Entrepreneurs Arvind, Dinesh and Ramesh Patel are interested in building a hotel on property south of the Comfort Inn, said developer and current landowner Robert Bishop. The Patels own and operate the Comfort Inn, Holiday Inn Express, Hampton Inn, and Best Western.
The commission stipulated that any new development would require a 25-foot extension of the current road running between Comfort Inn and Taco Bell and the owners bring it up to city standards. Or, the owners can wait until the city and state complete the road, looping it behind the Best Western to connect with Cahaba Road.
Plans have long been in place to do just that, said Mayor Dexter McLendon, but the problem has been finding the money to complete what he estimates to be a $2 million project, a bill that the city and state will likely share responsibility for. Officials want to move the traffic lights at the current intersection to a newly created intersection at Taco Bell/Comfort Inn and BancorpSouth, because shoppers turning onto Cahaba Road or Interstate Drive create a “bottleneck” situation at the I-65 exit.
“We know that as Greenville grows and as Exit 130 grows, this will become more and more of a problem,” said McLendon.
McLendon said there is still discussion on what would happen to the turn onto Cahaba Road, but it could become an “exit only,” with traffic flowing behind the Best Western into the shopping area around Wal-Mart, but being allowed to exit between the Texaco and QV convenience stores.
McLendon said the project has been delayed for two years because of the economy.
“We’re just now getting to where people are interested in developing that area again,” said McLendon. “This road will only help spur that.”
The city also had to hire its own consultant and plans had to be engineered to meet the state’s conditions.
“We’re very hopeful that by October or November it will be a approved,” said McLendon.
Dr.

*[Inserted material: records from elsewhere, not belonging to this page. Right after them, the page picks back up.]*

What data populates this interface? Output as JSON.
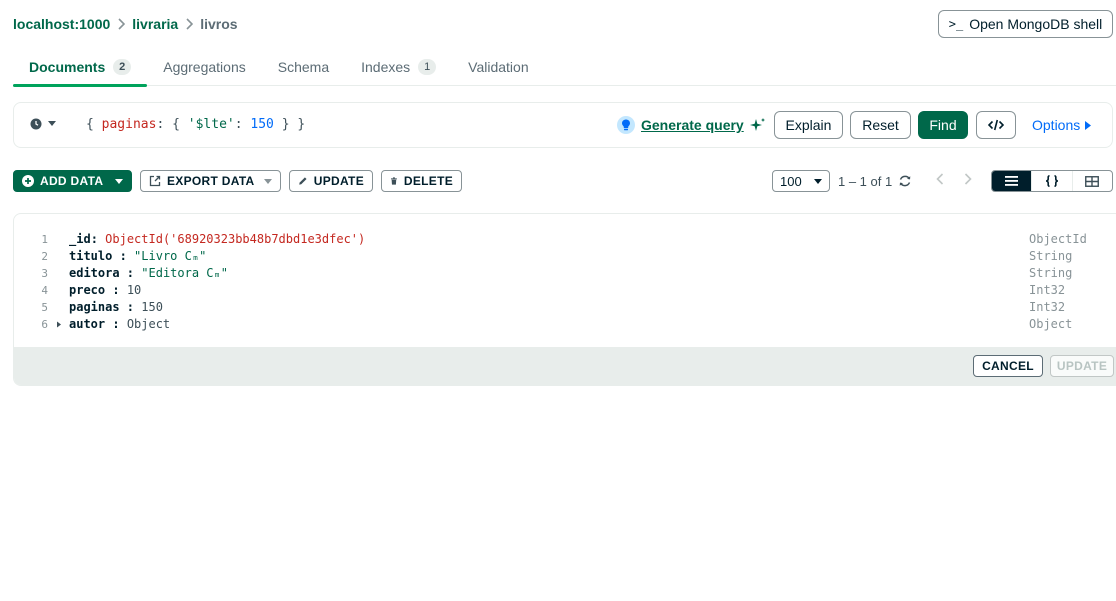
{
  "breadcrumb": {
    "host": "localhost:1000",
    "database": "livraria",
    "collection": "livros"
  },
  "shell_button": {
    "prompt": ">_",
    "label": "Open MongoDB shell"
  },
  "tabs": [
    {
      "label": "Documents",
      "count": "2",
      "active": true
    },
    {
      "label": "Aggregations"
    },
    {
      "label": "Schema"
    },
    {
      "label": "Indexes",
      "count": "1"
    },
    {
      "label": "Validation"
    }
  ],
  "query_bar": {
    "open": "{",
    "field": "paginas",
    "colon": ":",
    "inner_open": "{",
    "operator": "'$lte'",
    "value": "150",
    "inner_close": "}",
    "close": "}",
    "generate_label": "Generate query",
    "explain_label": "Explain",
    "reset_label": "Reset",
    "find_label": "Find",
    "options_label": "Options"
  },
  "toolbar": {
    "add_data": "ADD DATA",
    "export_data": "EXPORT DATA",
    "update": "UPDATE",
    "delete": "DELETE",
    "page_size": "100",
    "range": "1 – 1 of 1"
  },
  "document": {
    "fields": [
      {
        "line": "1",
        "key": "_id",
        "sep": ":",
        "value": "ObjectId('68920323bb48b7dbd1e3dfec')",
        "type": "ObjectId",
        "kind": "oid"
      },
      {
        "line": "2",
        "key": "titulo",
        "sep": " :",
        "value": "\"Livro Cₘ\"",
        "type": "String",
        "kind": "str"
      },
      {
        "line": "3",
        "key": "editora",
        "sep": " :",
        "value": "\"Editora Cₘ\"",
        "type": "String",
        "kind": "str"
      },
      {
        "line": "4",
        "key": "preco",
        "sep": " :",
        "value": "10",
        "type": "Int32",
        "kind": "num"
      },
      {
        "line": "5",
        "key": "paginas",
        "sep": " :",
        "value": "150",
        "type": "Int32",
        "kind": "num"
      },
      {
        "line": "6",
        "key": "autor",
        "sep": " :",
        "value": "Object",
        "type": "Object",
        "kind": "obj",
        "expandable": true
      }
    ],
    "cancel_label": "CANCEL",
    "update_label": "UPDATE"
  }
}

Robert Martin, who owns land by the Best Western, gave a letter to commission members prior to Monday’s meeting objecting to the subdivision. Martin said while he wanted to see the property developed, he had concerns about the property being sold “piece-meal” without a road plan in place.
Martin said he’s been waiting on the road for approximately “six or seven years.” He said he originally planned to move his dentist office from Interstate Dr. to Cahaba Rd., but was unsure if he would do so now, even with the completion of a road.
“That was the original plan…back when I was younger,” he joked. “I think everyone at the meeting had valid points. This has just been going on a long time.”